Communication is Key

  • Talk to your team, especially regarding any difficulties you experience – people can’t see that you are having a bad day so it is harder to be “in touch” with other employees.
  • Stay tuned-in to your chat programs and emails, as this is your new lifeline for communicating with coworkers (the new pulse of your company).
  • Become a pro at using the “mute” button on your audio devices so as not to distract others when in virtual meetings.
  • Video chat (vs phone or text chat) can help coworkers feel “connected” (using apps like GoogleChat, Zoom, Skype, GoToMeeting, etc.)
  • If possible, have a backup plan if power or internet interruptions occur (for example a cell phone hotspot). Locate your internet service provider’s phone number and program it into your phone, to expedite resolution if any issues arise.

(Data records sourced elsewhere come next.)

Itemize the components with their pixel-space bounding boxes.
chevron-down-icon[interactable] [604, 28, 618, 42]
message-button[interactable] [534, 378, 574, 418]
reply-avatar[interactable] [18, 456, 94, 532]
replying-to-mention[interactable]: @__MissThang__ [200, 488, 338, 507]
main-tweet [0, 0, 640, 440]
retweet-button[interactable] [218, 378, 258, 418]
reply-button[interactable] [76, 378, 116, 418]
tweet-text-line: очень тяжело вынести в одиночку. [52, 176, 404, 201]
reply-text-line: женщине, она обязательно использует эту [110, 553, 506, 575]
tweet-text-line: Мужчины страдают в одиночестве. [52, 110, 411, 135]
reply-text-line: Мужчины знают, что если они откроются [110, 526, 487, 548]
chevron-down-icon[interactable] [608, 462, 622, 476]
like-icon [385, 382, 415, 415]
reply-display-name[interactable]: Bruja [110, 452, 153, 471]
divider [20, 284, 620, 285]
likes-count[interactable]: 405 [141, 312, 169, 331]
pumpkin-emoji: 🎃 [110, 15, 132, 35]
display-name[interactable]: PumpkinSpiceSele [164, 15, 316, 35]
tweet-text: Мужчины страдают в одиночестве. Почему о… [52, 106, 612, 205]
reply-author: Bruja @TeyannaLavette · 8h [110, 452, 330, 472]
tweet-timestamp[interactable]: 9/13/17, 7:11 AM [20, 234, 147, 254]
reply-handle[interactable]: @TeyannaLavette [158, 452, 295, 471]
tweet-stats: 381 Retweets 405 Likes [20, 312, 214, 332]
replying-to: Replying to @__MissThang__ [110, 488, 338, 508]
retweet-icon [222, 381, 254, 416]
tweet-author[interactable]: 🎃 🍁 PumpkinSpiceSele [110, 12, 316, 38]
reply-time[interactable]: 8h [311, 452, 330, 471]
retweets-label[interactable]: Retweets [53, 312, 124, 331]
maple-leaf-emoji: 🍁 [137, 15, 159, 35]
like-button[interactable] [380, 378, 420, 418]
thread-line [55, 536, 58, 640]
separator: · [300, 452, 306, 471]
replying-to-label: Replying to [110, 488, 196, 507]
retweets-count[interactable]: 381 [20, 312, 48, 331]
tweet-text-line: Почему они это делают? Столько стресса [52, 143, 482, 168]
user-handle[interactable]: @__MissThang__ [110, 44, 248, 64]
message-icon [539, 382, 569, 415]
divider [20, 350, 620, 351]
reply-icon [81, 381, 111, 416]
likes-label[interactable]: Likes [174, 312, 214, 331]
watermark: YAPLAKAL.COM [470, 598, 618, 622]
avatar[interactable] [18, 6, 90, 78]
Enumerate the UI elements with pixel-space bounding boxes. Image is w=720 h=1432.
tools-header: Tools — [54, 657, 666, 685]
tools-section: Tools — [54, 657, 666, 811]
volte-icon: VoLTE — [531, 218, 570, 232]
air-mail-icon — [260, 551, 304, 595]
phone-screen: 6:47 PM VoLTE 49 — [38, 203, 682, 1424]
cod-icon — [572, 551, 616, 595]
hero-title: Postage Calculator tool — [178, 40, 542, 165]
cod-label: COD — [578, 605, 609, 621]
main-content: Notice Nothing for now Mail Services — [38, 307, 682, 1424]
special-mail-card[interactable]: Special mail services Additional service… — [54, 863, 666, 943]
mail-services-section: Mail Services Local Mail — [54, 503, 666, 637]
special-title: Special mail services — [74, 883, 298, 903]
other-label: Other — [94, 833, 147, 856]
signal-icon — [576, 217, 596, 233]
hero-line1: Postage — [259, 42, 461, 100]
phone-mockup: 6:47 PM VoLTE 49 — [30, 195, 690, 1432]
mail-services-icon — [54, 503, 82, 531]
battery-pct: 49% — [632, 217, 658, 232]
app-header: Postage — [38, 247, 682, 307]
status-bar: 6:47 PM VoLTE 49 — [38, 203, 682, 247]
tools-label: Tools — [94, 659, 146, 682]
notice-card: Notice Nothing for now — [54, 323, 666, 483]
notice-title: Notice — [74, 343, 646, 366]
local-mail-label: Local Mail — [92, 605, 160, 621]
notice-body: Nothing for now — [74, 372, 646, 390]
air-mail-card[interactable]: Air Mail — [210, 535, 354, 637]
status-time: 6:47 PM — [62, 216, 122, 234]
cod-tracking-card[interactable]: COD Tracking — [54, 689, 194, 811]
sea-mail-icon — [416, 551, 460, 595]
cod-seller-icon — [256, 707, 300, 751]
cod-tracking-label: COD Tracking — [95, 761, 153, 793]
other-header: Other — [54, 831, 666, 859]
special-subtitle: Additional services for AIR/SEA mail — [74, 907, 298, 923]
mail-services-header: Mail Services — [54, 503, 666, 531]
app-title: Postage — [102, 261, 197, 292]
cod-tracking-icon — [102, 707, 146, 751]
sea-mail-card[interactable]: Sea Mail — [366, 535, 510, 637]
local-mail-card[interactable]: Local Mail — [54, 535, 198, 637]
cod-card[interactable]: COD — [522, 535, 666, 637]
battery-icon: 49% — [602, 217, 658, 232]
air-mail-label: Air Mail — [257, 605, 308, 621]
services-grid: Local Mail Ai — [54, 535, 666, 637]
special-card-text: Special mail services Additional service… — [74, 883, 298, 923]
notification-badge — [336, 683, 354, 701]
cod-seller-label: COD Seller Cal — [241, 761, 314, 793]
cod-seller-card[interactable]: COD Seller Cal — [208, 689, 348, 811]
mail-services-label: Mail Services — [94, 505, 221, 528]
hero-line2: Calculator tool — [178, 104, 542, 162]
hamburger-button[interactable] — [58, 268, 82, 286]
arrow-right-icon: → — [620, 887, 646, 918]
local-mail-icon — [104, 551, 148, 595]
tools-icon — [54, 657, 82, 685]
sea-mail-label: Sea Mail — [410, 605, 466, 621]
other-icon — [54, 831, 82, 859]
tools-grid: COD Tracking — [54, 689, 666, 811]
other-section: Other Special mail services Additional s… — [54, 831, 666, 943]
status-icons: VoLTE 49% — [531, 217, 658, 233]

Working from Home with Children, Family or Roommates

    • Block off time on your calendar when meetings might not be possible (such as lunch time, or when children may typically be waking up from naptime) to prevent co-workers from trying to schedule during those times.
    • Create a door or desk sign to indicate that you are on an important call, and need to minimize interruptions. Additionally, you can agree on a hand signal with your family, so you can quickly signal to them that you need the noise-level kept to a minimum.
    • If children are also home, create a daily activity calendar in advance with pre-planned activities and times. Post the activity calendar where your children can reference without your assistance. By doing this, older children can transition on their own to the next activity or chore. It also helps reduce your downtime when transitioning younger children because the next activity is already set.